La decisione del Pd di appoggiare Marco Cappato nel collegio di Monza è per questo una buona notizia. Cappato è una personalità centrale di una forza alleata (+Europa, che alle politiche ha raggiunto il 2,6%), già appoggiato non solo dai Radicali, e da Azione, ma anche da SI-Verdi. Perdipiù è oggi la figura più riconoscibile di una battaglia, quella per l’eutanasia e in generale per la libertà di ricerca, molto meno di nicchia di quanto sembri.

Il «diritto alla dolce morte» riguarda tutti, in via diretta o indiretta: le persone che rischiano di trovarsi nella condizione di voler morire ma non poterlo fare, e di essere costrette a sopravvivere nel dolore per settimane, mesi o anche anni, sono e saranno sempre di più. Per non parlare dell’importanza della libertà di ricerca, in un Paese che rischia di cadere nell’oscurantismo integralista.

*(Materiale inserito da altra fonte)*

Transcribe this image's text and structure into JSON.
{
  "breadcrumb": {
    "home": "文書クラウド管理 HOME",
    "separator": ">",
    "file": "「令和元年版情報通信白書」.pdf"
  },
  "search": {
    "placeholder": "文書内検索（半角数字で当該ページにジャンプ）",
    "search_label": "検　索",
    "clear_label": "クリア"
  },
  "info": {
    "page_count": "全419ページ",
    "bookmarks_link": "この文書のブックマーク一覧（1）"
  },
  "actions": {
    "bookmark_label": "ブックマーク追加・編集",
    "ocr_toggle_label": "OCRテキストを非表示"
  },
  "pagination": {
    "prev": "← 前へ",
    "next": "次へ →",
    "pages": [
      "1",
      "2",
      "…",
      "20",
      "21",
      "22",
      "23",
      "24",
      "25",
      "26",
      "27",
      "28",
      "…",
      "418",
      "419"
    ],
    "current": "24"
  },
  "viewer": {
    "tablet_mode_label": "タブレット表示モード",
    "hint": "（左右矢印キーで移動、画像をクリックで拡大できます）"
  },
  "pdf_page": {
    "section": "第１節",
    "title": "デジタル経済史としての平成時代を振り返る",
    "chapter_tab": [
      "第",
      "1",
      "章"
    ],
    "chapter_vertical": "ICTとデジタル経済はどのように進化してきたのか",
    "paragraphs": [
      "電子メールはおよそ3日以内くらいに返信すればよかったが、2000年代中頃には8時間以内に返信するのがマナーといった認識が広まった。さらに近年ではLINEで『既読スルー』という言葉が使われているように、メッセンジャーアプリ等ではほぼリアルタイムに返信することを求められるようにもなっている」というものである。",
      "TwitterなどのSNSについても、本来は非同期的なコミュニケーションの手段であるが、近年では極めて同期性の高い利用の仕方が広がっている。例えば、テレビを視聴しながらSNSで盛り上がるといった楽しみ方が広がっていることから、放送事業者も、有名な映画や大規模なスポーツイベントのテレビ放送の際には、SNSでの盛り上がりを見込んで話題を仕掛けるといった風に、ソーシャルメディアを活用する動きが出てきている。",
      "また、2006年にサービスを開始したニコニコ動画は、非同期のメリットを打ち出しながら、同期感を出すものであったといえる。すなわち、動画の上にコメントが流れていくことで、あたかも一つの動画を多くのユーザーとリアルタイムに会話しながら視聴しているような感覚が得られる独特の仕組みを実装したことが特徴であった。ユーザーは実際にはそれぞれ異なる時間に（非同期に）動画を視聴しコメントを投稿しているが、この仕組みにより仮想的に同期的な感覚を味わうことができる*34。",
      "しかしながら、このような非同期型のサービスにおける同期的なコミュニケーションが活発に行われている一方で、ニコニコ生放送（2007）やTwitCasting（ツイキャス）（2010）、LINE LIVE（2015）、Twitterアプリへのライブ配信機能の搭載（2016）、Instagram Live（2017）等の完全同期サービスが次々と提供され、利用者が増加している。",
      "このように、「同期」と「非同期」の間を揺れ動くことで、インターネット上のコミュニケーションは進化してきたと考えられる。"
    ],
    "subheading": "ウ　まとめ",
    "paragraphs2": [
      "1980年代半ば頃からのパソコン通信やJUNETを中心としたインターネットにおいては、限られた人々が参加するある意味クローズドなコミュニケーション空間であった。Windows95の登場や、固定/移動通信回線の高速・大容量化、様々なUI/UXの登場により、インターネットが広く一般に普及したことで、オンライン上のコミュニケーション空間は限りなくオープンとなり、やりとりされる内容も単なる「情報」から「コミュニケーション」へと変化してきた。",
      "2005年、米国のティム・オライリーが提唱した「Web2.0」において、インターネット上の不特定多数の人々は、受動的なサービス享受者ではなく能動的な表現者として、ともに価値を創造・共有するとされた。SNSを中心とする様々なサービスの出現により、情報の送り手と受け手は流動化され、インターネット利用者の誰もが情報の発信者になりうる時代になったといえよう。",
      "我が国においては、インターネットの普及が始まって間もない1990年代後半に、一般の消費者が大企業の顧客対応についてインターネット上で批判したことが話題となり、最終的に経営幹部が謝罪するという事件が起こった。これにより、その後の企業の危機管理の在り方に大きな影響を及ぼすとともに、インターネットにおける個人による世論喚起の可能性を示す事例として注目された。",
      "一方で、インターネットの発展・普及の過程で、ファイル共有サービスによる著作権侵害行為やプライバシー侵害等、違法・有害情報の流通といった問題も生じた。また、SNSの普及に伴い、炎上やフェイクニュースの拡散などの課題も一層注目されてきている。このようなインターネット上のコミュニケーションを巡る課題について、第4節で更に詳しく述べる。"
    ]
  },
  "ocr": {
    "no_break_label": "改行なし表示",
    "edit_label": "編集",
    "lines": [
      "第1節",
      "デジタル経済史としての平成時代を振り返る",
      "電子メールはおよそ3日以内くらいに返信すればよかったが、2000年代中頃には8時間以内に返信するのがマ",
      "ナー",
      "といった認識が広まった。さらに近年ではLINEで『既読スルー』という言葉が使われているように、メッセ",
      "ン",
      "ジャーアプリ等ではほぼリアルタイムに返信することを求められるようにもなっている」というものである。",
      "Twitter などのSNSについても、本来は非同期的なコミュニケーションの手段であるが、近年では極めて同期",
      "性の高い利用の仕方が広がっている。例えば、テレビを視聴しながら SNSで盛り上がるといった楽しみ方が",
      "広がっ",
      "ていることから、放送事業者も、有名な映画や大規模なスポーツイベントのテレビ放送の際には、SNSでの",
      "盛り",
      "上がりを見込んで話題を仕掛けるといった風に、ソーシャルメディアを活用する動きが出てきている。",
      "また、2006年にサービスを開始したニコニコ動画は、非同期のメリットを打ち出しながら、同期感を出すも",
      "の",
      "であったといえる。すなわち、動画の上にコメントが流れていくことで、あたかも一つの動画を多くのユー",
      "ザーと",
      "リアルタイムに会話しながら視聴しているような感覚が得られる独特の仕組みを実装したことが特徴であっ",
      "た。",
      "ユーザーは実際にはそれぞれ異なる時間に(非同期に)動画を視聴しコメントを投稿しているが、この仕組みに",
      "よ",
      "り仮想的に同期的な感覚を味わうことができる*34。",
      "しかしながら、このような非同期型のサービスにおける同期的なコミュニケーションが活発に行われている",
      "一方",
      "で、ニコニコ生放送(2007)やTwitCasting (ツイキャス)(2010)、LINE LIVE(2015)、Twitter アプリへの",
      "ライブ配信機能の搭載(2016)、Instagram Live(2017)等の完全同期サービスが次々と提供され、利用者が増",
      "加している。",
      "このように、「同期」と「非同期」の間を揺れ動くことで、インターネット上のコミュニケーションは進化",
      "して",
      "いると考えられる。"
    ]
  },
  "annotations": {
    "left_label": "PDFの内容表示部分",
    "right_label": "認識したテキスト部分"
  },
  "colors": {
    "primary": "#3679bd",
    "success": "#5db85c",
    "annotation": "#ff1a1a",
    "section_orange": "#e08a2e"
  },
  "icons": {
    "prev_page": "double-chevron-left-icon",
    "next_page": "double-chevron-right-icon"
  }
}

Cappato è anche, fra gli esponenti Radicali, uno dei più sensibili ai temi ambientali. Ovviamente è un candidato di coalizione, in un collegio uninominale: sostenendolo il Pd dà la giusta riconoscibilità a un alleato e riapre, a Monza, la partita con la destra.

Dentro i partiti

Ma se la coalizione deve essere larga e inclusiva, dai liberali progressisti ai 5stelle, il discorso non vale per i singoli partiti. Come ha scritto Ignazi, la «vocazione maggioritaria» applicata al Pd non ha molto senso e, se ce l’ha, è sbagliato. Un partito non è una coalizione e nemmeno una rivista culturale. Un partito, dopo aver discusso democraticamente in un congresso (come è stato fatto nel Pd), e fatti salvi i regolari momenti di aggiornamento in Direzione o nelle altre sedi (che ci sono tutti, nel Pd di Schlein), deve avere una linea chiara, offrire risposte e soluzioni precise: altrimenti perché i cittadini dovrebbero votarlo, per inerzia?

Nelle elezioni del 2022 è avvenuto l’opposto: coalizione ridotta ai minimi, fuori dal Pd, e massima varietà di posizioni all’interno del Pd, nelle sue liste. Dalle urne è uscito il peggior risultato della storia del Pd, sia in termini di voti assoluti (5,7 milioni alla Camera, meno anche di quanti ne aveva presi nel 2018, 6,5), sia in termini di esito politico complessivo: vittoria netta della coalizione più a destra della storia repubblicana (sebbene qui la responsabilità sia da condividere con le altre forze dell’opposizione). Non stupisce. Era una strategia contraria al buon senso e gli elettori l’hanno capito: tantissimi si sono astenuti.

In breve: diversità e pluralismo, pure all’interno di una minima cornice comune, devono essere garantiti nella coalizione; mentre un partito, dopo averne discusso in modo democratico e ovviamente aggiornandosi, deve presentarsi con una linea politica ben definita (e una classe dirigente conseguente). Sono, a ben vedere, semplici regole di buon senso. Difatti la coalizione di destra le applica senza problemi e vince a man bassa. L’opposizione riparta dal buon senso.